Ya decían los viajeros del siglo XIX que la monarquía en España era algo extraño porque todos sus súbditos tenían alma republicana. Y algo de eso hay. A Carlos V, más que rey, emperador de las Europas y las Américas, los paisanos le hacían bromas a su paso y le negaban las patatas y las truchas que tanto le gustaban. Respondía con limosnas. Con la llegada de los borbones, en el siglo XVIII, la cosa no cambió mucho. Y Don Juan Carlos, el padre de la infanta, que recordaba bien cómo habían largado a su abuelo (Alfonso XIII) para instaurar la II República (1931) y que vivió en el exilio, supo desde el principio que solo tendría futuro si se alejaba de la herencia de Franco, traía la democracia y se hacía querer.

En los últimos tiempos parecía que se le había olvidado. Y él mismo, tras sufrir el accidente de 2012 cazando elefantes en Botsuana, pidió perdón. Ese olvido seguramente tiene mucho que ver con la falta de control de lo que hacían sus hijos, también los políticos. Se olvidó también de desarrollar la regulación constitucional sobre la Casa del Rey que durante más de 30 años ha vivido en un limbo jurídico sin límites claros. La crisis de la monarquía sobreviene, además, cuando hay dos proyectos independentistas en marcha.

Pero para comprender lo sucedido quizás haya que tener en cuenta algo más que los errores evidentes de la Casa Real y el secular sentido hispánico de la igualdad.

La monarquía española representó desde 1978 la voluntad de concordia y de superar las experiencias nefastas de la república y de la dictadura. De un modo más afectivo que racional se buscaba en Don Juan Carlos un punto en el que reconocer la unidad posible. De hecho, durante décadas, tanto la izquierda como la derecha responsable, especialmente la izquierda, contribuyeron a mantenerlo como un referente indispensable.

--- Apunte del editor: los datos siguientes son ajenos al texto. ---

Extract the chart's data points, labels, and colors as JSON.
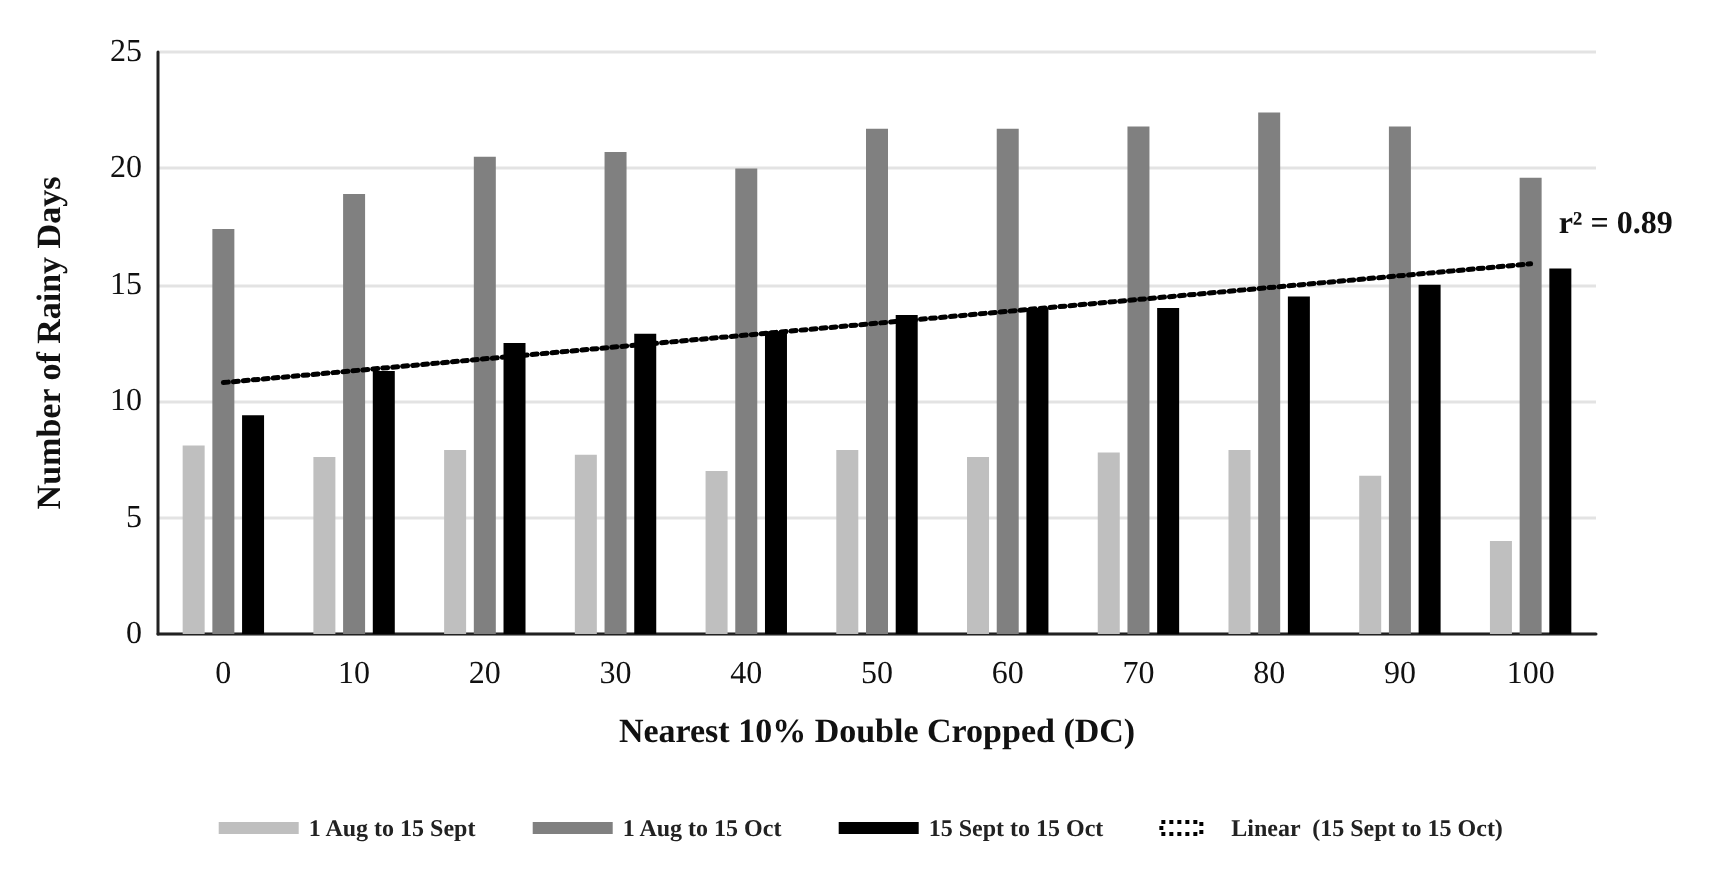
{
  "chart_data": {
    "type": "bar",
    "xlabel": "Nearest 10% Double Cropped (DC)",
    "ylabel": "Number of Rainy Days",
    "categories": [
      "0",
      "10",
      "20",
      "30",
      "40",
      "50",
      "60",
      "70",
      "80",
      "90",
      "100"
    ],
    "series": [
      {
        "name": "1 Aug to 15 Sept",
        "color": "#bfbfbf",
        "values": [
          8.1,
          7.6,
          7.9,
          7.7,
          7.0,
          7.9,
          7.6,
          7.8,
          7.9,
          6.8,
          4.0
        ]
      },
      {
        "name": "1 Aug to 15 Oct",
        "color": "#808080",
        "values": [
          17.4,
          18.9,
          20.5,
          20.7,
          20.0,
          21.7,
          21.7,
          21.8,
          22.4,
          21.8,
          19.6
        ]
      },
      {
        "name": "15 Sept to 15 Oct",
        "color": "#000000",
        "values": [
          9.4,
          11.3,
          12.5,
          12.9,
          13.0,
          13.7,
          14.0,
          14.0,
          14.5,
          15.0,
          15.7
        ]
      },
      {
        "name": "Linear  (15 Sept to 15 Oct)",
        "type": "line",
        "color": "#000000",
        "line_style": "dotted",
        "x": [
          "0",
          "100"
        ],
        "values": [
          10.8,
          15.9
        ]
      }
    ],
    "annotations": [
      {
        "text": "r² = 0.89",
        "x": "100",
        "y": 15.9
      }
    ],
    "ylim": [
      0,
      25
    ],
    "yticks": [
      0,
      5,
      10,
      15,
      20,
      25
    ],
    "grid": "y",
    "legend": "bottom",
    "marker": "none"
  }
}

Posiblemente en la desafección hacia la monarquía, también de modo irreflexivo, tiene mucho que ver un incremento del desapego hacia el proyecto común. Es fruto de una especie de ira sorda, un reproche alimentado por algunos medios de comunicación, no solo hacia el Rey y su entorno sino también hacia las instituciones, hacia los partidos y hacia todos los elementos que vertebran la democracia real. Como un enfado juvenil cebado de un moralismo fácil que, en nombre de la regeneración y de la pureza (todos son unos corruptos), alimenta el cinismo y no se compromete en la obra común. Una pulsión algo autodestructiva.

No han sido años fáciles. Es duro saber que hubo quien hizo dinero de modo irregular cuando no se llega a final de mes. Por eso es más que nunca el tiempo de la responsabilidad, para cambiar pacientemente todo lo que haya que cambiar (y son muchas cosas: educación, fiscalidad, regulación de los partidos políticos…). Para reencontrarse, para trabajar pacientemente por una vida juntos en la verdad. El mayor enemigo para retomar ese camino es la descalificación genérica que sirve para justificarse y para levantar la mano del arado.